Estimates for individual campuses are often off by more than 5 percent, the study found.
But Deputy Mayor for Education Paul Kihn said that the city’s enrollment projections are accurate and that the District accounts for midyear transfers with budgets for schools.
He said his office has commissioned a study to determine whether it is allocating funding for at-risk students in an effective way.
“Accurate budgeting also ensures that the city does not have to face a budget shortfall: If the projections are too low, the District must find contingency funds after the budget has already been approved and committed,” Kihn said in a letter responding to the auditor’s study. “We look forward to working with our schools, school communities, and agencies to continue to improve upon our processes and help plan for the future.”
During the school year, traditional campuses receive more transfer students than charters do.

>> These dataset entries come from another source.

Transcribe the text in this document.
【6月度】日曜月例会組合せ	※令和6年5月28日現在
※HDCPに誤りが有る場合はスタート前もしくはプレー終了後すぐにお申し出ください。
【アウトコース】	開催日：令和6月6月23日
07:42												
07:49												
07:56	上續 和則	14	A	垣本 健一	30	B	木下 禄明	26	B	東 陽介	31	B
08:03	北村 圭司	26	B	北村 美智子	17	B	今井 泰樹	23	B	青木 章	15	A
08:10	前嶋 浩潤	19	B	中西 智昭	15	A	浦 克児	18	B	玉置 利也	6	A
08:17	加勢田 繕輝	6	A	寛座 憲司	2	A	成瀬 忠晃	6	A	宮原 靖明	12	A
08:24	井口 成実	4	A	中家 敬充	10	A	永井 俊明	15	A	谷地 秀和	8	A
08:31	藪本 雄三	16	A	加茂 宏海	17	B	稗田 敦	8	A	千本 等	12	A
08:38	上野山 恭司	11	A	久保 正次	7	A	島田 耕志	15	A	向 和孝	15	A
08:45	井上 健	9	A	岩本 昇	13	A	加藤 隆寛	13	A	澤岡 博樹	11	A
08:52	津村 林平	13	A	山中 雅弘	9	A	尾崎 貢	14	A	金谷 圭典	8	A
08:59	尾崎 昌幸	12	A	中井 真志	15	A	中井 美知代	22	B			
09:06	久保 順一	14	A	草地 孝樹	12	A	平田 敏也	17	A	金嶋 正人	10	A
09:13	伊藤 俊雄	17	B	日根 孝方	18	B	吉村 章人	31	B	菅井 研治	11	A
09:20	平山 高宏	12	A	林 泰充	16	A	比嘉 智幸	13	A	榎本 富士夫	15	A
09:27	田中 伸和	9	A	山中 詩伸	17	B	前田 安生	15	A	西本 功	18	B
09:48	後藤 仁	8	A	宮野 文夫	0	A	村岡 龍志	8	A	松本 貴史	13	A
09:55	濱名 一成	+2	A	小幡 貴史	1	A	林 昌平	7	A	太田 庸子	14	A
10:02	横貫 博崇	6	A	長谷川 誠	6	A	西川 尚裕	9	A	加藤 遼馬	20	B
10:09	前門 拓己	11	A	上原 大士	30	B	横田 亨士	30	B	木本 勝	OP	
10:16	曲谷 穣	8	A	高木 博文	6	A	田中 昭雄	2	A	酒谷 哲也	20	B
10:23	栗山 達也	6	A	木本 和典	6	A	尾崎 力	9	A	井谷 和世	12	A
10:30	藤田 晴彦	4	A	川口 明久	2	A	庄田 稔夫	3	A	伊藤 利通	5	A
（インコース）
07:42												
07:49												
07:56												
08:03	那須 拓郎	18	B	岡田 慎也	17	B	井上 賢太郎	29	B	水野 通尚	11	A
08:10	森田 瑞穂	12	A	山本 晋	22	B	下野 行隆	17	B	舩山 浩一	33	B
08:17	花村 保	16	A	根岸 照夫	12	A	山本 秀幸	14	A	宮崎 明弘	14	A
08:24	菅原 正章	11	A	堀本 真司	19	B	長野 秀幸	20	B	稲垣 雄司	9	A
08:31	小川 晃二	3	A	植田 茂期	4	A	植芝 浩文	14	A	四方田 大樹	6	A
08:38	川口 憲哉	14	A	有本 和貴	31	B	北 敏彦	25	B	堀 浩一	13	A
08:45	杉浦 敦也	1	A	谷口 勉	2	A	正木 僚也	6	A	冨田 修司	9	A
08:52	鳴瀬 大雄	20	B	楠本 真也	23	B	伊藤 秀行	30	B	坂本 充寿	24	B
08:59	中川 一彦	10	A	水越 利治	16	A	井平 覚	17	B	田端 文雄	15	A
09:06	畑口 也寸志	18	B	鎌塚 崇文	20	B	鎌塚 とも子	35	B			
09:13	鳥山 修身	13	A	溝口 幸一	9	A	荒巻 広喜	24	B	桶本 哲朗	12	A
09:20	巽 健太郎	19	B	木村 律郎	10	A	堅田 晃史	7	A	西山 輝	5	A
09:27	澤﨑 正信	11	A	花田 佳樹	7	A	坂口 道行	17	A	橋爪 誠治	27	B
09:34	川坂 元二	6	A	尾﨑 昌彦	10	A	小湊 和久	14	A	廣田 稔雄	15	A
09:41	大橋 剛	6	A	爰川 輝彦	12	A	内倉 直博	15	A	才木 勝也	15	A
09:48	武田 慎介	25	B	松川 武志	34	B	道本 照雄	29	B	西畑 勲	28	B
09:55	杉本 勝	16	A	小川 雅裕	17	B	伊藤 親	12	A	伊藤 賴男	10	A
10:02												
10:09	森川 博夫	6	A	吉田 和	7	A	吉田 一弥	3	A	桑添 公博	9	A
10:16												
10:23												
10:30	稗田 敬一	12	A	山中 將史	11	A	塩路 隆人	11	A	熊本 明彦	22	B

The city conducts an official count of students in October, which determines a school’s funding. Nearly all charter schools experienced a decline in students after the October count, the auditor’s study said. In contrast, most neighborhood schools gained students, and neighborhood schools with the highest percentages of at-risk students gained more.
According to the auditor’s office, 18 percent of students attending campuses in Wards 7 and 8 — the swaths of the city with the highest concentrations of poverty — changed school from one year to the next. That eclipses the citywide average and does not include students who switch schools because they are starting middle or high school.
Patterson and Erin Roth, director of education research at the auditor’s office, said they hope the D.C. Council uses the study to examine whether city policies perpetuate student transfers. They said academic outcomes suffer when students frequently transfer schools.
“All school choice, be it residential or a lottery, privileges those with the most capacity and access,” Roth said. “If the intent is to break down those barriers, then perhaps we need to build in parameters to facilitate this in the lottery.”